What are you, personally, most looking forward to after the shutdown? Just being back in that building with those students. I miss them terribly. We all miss them terribly. The energy that’s in our building, I mean it’s 380 teenagers who are passionate about learning. It’s a truly exciting place to be. They keep me young, I’ve been doing this for 32 years and I want to keep going. I miss seeing how they work and learning from them and learning from the other faculty. The whole scenario is really exciting and special.

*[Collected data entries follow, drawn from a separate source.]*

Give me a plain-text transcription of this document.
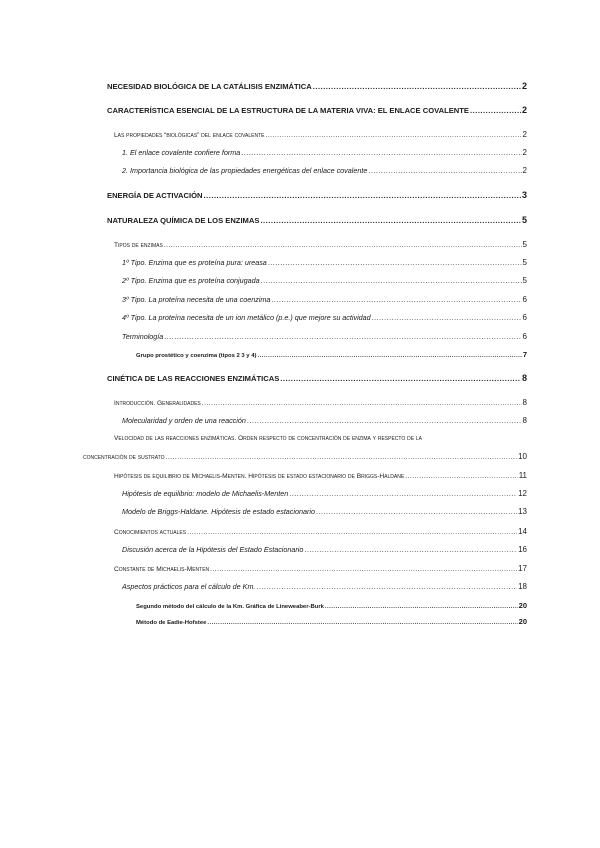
NECESIDAD BIOLÓGICA DE LA CATÁLISIS ENZIMÁTICA .....	2
CARACTERÍSTICA ESENCIAL DE LA ESTRUCTURA DE LA MATERIA VIVA: EL ENLACE COVALENTE .....	2
Las propiedades “biológicas” del enlace covalente .....	2
1. El enlace covalente confiere forma .....	2
2. Importancia biológica de las propiedades energéticas del enlace covalente .....	2
ENERGÍA DE ACTIVACIÓN .....	3
NATURALEZA QUÍMICA DE LOS ENZIMAS .....	5
Tipos de enzimas .....	5
1º Tipo. Enzima que es proteína pura: ureasa .....	5
2º Tipo. Enzima que es proteína conjugada .....	5
3º Tipo. La proteína necesita de una coenzima .....	6
4º Tipo. La proteína necesita de un ion metálico (p.e.) que mejore su actividad .....	6
Terminología .....	6
Grupo prostético y coenzima (tipos 2 3 y 4) .....	7
CINÉTICA DE LAS REACCIONES ENZIMÁTICAS .....	8
Introducción. Generalidades .....	8
Molecularidad y orden de una reacción .....	8
Velocidad de las reacciones enzimáticas. Orden respecto de concentración de enzima y respecto de la
concentración de sustrato .....	10
Hipótesis de equilibrio de Michaelis-Menten. Hipótesis de estado estacionario de Briggs-Haldane .....	11
Hipótesis de equilibrio: modelo de Michaelis-Menten .....	12
Modelo de Briggs-Haldane. Hipótesis de estado estacionario .....	13
Conocimientos actuales .....	14
Discusión acerca de la Hipótesis del Estado Estacionario .....	16
Constante de Michaelis-Menten .....	17
Aspectos prácticos para el cálculo de Km. .....	18
Segundo método del cálculo de la Km. Gráfica de Lineweaber-Burk .....	20
Método de Eadie-Hofstee .....	20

Is there a specific upcoming project you would like people to know about? Our graduation is Monday and it’s a Zoom/ recorded graduation that will be live on our Youtube channel. If anybody wants to tune in it’s on Monday June 15th at 7pm on the GSA Youtube channel. For the first time in 32 years, anybody will be able to attend. We usually do it at a theatre and it’s a performance based graduation, so we’ve been limited to family because we typically have a theatre that’s 600 or 800 seats and that’s it. We’ve never streamed it before. The performances the kids have worked on will be recorded but they’ll be shown and we’ll have live speeches. One senior from every department speaks and we have scholarship awards. We have wonderful beautiful donors who are passionate and want to give scholarships to seniors and so we have scholarships that will be awarded live. The governor has recorded a special welcome. We wanted to have him speak live but of course he’s very busy so we’re thankful that he took the time for a recording. And then after that everyone is taking a break, everyone needs to rest, the students and the teachers and so they take the summer off.